Écrire ses mémoires répond le plus souvent à un désir de transmission : raconter son histoire à ses enfants, petits-enfants et amis, partager les souvenirs joyeux comme les moments douloureux surmontés, et parfois faire des révélations. Se lancer seul dans cette rédaction relève souvent d'un défi. Trois voies s'offrent à ceux qui souhaitent s'y atteler : faire appel à un biographe professionnel, rejoindre un atelier d'écriture ou écrire en autodidacte. Trois témoignages illustrent ces démarches.
L'accompagnement d'un biographe professionnel
Maïlys Boullet, biographe professionnelle, se déplace à domicile pour établir une relation de confiance. Elle enregistre les entretiens sur plusieurs mois, aide à garder le fil de la chronologie, retranscrit les propos, puis rédige une première version que la personne peut amender, jusqu'à la remise d'un livre finalisé.
Elle observe des différences marquées selon les genres : « Le plus souvent, les femmes retracent leur parcours familial, les hommes leur carrière. » Elle a aussi accompagné des personnes ayant vécu un épisode traumatique : perte d'un enfant, victimes de violences conjugales ou d'inceste. « Dans tous les cas, c'est très prenant humainement, car les personnes me livrent leur vie. Lors de la relecture, elles suppriment parfois des mots durs ou des phrases pour préserver la famille », précise-t-elle.
Certains récits prennent une forme polyphonique, comme ceux rassemblant plusieurs témoignages d'une famille du Mourillon ou d'habitants d'un village tel que Tourtour. Les tarifs sont d'environ 1 500 euros. Contact : www.jolis-mots-et-compagnie.com ; 07.83.82.66.35.
L'atelier d'écriture des Petits Frères des Pauvres
Marie-France Kraiser, bénévole aux Petits Frères des Pauvres, anime un atelier d'écriture destiné aux personnes accompagnées par l'association. L'objectif : les inciter à témoigner de leur vécu. « Même si leur parcours de vie est le plus souvent chaotique, elles ont à cœur de raconter les bons et mauvais moments », explique-t-elle.
À la fin de l'atelier, chaque participant lit à haute voix son texte devant les autres, ce qui permet de rectifier ou de modifier certains propos. Marie-France Kraiser met ensuite en forme les manuscrits, avec pour finalité d'imprimer un livret-souvenir.

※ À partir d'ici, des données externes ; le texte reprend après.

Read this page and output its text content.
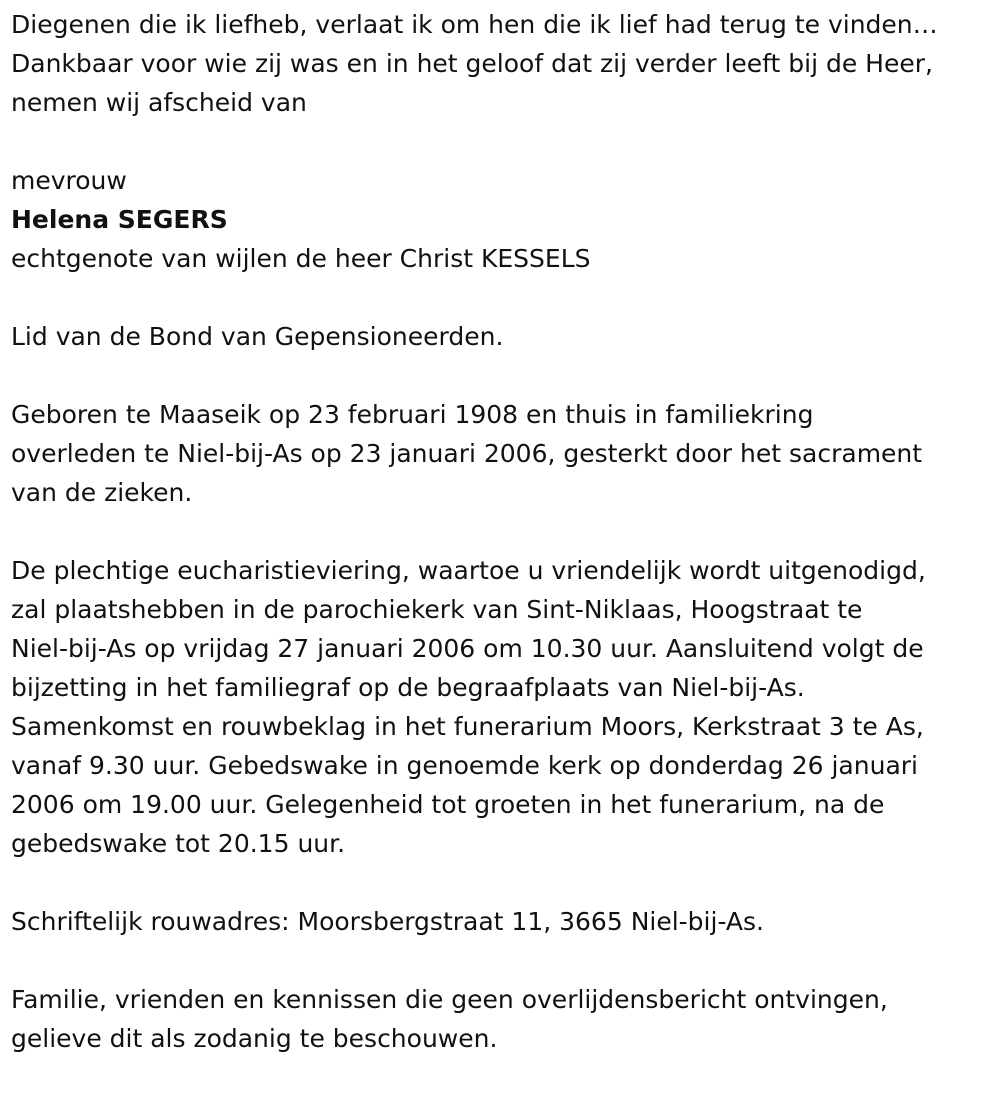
Diegenen die ik liefheb, verlaat ik om hen die ik lief had terug te vinden…

Dankbaar voor wie zij was en in het geloof dat zij verder leeft bij de Heer,

nemen wij afscheid van

mevrouw

Helena SEGERS

echtgenote van wijlen de heer Christ KESSELS

Lid van de Bond van Gepensioneerden.

Geboren te Maaseik op 23 februari 1908 en thuis in familiekring

overleden te Niel-bij-As op 23 januari 2006, gesterkt door het sacrament

van de zieken.

De plechtige eucharistieviering, waartoe u vriendelijk wordt uitgenodigd,

zal plaatshebben in de parochiekerk van Sint-Niklaas, Hoogstraat te

Niel-bij-As op vrijdag 27 januari 2006 om 10.30 uur. Aansluitend volgt de

bijzetting in het familiegraf op de begraafplaats van Niel-bij-As.

Samenkomst en rouwbeklag in het funerarium Moors, Kerkstraat 3 te As,

vanaf 9.30 uur. Gebedswake in genoemde kerk op donderdag 26 januari

2006 om 19.00 uur. Gelegenheid tot groeten in het funerarium, na de

gebedswake tot 20.15 uur.

Schriftelijk rouwadres: Moorsbergstraat 11, 3665 Niel-bij-As.

Familie, vrienden en kennissen die geen overlijdensbericht ontvingen,

gelieve dit als zodanig te beschouwen.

Cet atelier a permis à Michel, qui avait souvent eu l'idée de raconter sa vie semée d'embûches, de se livrer ouvertement, ce qu'il n'arrivait pas à faire chez lui. De même, Marie, Réunionnaise enlevée pour être envoyée en métropole, a peu à peu réussi à mettre des mots sur ce traumatisme.
L'écriture en autodidacte et la publication
Marie-Thérèse Testud, sous le nom de plume Magdala, a écrit elle-même Fragments de vie, un recueil de nouvelles mêlant l'intimité d'histoires familiales, réelles ou romancées, à des faits de société qui l'ont touchée. « Je ne souhaitais pas écrire mon histoire mais plutôt une mosaïque de textes justifiés par des événements », précise-t-elle.
Elle cite en exemple la découverte d'un « dossier rouge » révélant un fait historique douloureux et injuste concernant son grand-père, ainsi que d'autres secrets dévoilés lors d'un travail sur son arbre généalogique, avec leurs répercussions sur la famille. Pour partager ces émotions de vie et échanger avec ses lecteurs, elle a décidé de publier ses écrits sous forme de livre aux Presses du Midi.
Ces trois parcours montrent que l'écriture de mémoires peut être menée de manière accompagnée ou solitaire, avec des objectifs et des formats variés, mais toujours dans le but de laisser une trace à sa descendance.